Attention-deficit/hyperactivity disorder (ADHD) causes inattention, impulsivity, and/or hyperactivity, and can affect an individual’s performance in school. Often diagnosed after students begin elementary school, there are numerous treatments that can manage the symptoms of ADHD, including medication, therapy, and accommodations in the academic environment. Additional resources are available to students with ADHD attending college, provided that they disclose their disability to their institution. Those who don’t may benefit from maintaining a daily schedule and sticking to a routine.

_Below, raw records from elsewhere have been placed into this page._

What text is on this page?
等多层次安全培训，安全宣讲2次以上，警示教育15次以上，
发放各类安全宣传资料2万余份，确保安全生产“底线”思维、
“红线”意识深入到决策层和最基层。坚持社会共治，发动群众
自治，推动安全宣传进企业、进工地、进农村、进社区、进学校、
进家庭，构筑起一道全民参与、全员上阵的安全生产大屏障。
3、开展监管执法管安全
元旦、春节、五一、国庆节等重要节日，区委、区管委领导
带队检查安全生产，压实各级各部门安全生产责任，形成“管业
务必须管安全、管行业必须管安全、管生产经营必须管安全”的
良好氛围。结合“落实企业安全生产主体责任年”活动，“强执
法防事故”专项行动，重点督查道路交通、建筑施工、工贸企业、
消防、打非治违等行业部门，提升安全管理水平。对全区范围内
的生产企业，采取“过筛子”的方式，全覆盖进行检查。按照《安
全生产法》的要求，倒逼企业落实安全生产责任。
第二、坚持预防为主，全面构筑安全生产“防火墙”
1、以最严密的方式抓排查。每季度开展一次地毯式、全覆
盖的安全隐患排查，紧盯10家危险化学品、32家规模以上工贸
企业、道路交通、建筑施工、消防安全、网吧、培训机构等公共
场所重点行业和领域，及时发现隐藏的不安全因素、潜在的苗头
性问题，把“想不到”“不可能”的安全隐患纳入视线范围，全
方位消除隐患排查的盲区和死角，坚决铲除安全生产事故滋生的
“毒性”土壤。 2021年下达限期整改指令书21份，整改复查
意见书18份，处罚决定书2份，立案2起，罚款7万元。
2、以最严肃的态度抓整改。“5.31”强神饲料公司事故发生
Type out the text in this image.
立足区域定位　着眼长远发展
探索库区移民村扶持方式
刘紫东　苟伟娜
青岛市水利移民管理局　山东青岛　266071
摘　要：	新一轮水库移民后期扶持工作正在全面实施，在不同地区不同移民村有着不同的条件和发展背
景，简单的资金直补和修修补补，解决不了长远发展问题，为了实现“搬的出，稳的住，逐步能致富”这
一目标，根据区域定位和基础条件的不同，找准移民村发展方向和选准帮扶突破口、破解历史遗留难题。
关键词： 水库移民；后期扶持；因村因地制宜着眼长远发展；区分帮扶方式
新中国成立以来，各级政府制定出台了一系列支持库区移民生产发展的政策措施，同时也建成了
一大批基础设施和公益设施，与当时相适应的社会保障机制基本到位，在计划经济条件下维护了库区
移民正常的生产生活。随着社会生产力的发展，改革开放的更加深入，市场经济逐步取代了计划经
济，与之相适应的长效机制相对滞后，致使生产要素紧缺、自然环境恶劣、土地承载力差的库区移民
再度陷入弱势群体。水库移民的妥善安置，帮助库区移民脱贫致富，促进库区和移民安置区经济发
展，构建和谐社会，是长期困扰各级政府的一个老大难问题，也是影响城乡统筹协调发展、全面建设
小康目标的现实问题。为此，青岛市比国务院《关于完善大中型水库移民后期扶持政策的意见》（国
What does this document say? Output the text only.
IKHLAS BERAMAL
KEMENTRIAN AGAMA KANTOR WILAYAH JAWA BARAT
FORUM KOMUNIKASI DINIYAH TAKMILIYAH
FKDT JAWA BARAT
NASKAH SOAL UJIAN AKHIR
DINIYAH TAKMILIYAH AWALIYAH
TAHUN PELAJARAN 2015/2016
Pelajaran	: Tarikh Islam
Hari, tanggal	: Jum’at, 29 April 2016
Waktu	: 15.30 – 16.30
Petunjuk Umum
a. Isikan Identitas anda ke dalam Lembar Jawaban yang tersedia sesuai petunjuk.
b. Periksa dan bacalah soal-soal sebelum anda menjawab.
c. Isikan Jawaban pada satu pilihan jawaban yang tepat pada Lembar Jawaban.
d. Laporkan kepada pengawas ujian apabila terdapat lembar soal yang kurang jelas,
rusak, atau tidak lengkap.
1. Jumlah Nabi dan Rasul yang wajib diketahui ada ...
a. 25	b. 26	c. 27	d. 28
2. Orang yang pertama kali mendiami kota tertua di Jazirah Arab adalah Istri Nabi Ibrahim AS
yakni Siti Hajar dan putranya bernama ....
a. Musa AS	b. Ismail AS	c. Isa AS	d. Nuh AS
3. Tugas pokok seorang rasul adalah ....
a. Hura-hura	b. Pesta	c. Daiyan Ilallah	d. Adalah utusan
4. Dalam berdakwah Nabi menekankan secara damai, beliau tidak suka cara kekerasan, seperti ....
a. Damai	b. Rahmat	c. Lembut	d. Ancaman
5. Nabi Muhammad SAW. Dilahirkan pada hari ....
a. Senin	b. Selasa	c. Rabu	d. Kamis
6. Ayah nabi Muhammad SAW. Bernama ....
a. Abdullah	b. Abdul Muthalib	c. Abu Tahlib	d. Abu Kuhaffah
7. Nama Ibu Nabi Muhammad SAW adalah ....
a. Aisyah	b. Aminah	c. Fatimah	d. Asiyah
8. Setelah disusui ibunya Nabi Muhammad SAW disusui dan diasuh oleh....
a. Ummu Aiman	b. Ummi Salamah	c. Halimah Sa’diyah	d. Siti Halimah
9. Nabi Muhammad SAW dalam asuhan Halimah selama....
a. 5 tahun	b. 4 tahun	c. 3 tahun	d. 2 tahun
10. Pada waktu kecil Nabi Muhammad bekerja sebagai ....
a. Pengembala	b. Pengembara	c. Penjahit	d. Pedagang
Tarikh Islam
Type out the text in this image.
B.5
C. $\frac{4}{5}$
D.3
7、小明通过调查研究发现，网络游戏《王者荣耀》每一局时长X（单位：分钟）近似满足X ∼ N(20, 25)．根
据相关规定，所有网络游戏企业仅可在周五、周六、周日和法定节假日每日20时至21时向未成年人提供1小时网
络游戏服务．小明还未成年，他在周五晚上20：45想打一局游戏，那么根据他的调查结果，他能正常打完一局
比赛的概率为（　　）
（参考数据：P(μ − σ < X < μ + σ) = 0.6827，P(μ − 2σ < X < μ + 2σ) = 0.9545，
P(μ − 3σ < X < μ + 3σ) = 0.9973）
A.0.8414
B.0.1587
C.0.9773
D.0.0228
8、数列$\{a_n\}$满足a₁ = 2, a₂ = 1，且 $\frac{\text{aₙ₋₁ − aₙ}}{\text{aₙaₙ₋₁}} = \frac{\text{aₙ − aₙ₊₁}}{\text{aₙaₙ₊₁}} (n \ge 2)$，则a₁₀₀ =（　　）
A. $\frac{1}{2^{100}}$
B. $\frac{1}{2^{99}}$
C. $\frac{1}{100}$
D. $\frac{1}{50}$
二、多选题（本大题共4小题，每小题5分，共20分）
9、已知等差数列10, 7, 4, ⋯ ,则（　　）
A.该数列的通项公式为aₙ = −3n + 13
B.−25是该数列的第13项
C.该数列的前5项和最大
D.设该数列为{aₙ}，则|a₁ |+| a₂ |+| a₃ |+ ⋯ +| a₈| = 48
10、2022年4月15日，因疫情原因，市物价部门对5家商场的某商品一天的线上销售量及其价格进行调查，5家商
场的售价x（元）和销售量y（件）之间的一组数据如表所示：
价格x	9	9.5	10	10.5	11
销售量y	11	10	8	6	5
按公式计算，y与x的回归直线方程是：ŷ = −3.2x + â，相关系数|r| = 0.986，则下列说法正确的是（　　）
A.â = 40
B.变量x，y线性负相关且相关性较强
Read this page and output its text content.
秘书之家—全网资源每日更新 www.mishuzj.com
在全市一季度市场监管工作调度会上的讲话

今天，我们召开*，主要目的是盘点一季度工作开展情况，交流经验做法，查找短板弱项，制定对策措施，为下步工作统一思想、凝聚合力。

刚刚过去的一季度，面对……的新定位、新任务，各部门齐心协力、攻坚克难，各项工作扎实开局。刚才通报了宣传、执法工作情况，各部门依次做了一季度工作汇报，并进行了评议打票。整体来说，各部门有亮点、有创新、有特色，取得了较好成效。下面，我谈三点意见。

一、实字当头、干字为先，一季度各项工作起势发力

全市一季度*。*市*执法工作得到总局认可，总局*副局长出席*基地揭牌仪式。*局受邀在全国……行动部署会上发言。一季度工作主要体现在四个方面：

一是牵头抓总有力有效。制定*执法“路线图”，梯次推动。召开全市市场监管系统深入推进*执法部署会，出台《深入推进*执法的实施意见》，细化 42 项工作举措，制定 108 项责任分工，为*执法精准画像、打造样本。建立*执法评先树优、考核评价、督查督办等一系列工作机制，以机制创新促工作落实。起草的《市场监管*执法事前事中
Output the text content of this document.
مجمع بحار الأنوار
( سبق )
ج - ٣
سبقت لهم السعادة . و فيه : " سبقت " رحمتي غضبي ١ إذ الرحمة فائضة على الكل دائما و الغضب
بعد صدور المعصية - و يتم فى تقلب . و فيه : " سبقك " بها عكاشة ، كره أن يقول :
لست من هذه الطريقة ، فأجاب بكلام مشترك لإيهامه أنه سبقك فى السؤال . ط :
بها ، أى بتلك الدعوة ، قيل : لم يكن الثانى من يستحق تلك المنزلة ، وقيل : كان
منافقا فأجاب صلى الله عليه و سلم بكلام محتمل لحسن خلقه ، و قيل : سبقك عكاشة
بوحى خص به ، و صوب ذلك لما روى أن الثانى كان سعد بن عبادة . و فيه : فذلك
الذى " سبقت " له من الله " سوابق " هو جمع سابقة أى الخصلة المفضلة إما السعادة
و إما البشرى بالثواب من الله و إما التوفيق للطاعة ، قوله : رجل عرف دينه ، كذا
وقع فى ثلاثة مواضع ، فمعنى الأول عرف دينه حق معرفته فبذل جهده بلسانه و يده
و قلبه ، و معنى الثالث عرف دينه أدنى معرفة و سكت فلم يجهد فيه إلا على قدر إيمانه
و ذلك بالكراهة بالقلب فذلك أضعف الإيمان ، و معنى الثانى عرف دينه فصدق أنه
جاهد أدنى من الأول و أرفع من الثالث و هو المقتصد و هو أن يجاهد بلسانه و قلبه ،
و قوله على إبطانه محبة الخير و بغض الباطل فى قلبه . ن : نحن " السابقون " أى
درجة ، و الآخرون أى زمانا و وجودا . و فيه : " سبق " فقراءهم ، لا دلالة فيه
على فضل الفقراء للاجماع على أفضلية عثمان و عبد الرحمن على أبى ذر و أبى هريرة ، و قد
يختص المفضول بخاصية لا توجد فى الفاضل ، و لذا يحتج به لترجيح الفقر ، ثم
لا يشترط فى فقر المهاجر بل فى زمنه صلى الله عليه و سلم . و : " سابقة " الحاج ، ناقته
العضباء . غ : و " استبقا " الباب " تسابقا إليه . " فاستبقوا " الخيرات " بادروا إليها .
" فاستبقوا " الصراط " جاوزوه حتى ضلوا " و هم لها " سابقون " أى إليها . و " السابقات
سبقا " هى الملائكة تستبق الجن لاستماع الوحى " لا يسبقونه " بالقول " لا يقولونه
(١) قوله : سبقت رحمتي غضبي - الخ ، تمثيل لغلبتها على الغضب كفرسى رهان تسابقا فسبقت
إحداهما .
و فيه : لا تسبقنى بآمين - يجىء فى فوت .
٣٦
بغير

The impairments caused by autism spectrum disorder (ASD) can range from mild social deficits to a severe inability to take care of oneself or interact with others. ASD disproportionately affects males, but it’s not unheard of in females. Fortunately, treatment with medication, therapy, and/or accommodations in the classroom can allow students with ASD to succeed academically and beyond. Support in the school system, usually involving an Individualized Education Plan or a 504 Plan is integral to achieving the best outcome.
Learning disabilities affect an individual’s reading, writing, and/or math skills, and can be difficult to spot before a student enters school. Often, learning disabilities are mistaken for lack of intelligence or effort on the student’s part, but this misconception can damage a student’s self-esteem and lead to further academic deficits. Once diagnosed, students can receive a variety of accommodations in the classroom which can help them compensate for their academic deficiencies and ultimately be successful. With careful planning and preparation, students with learning disabilities can smoothly transition to a college environment.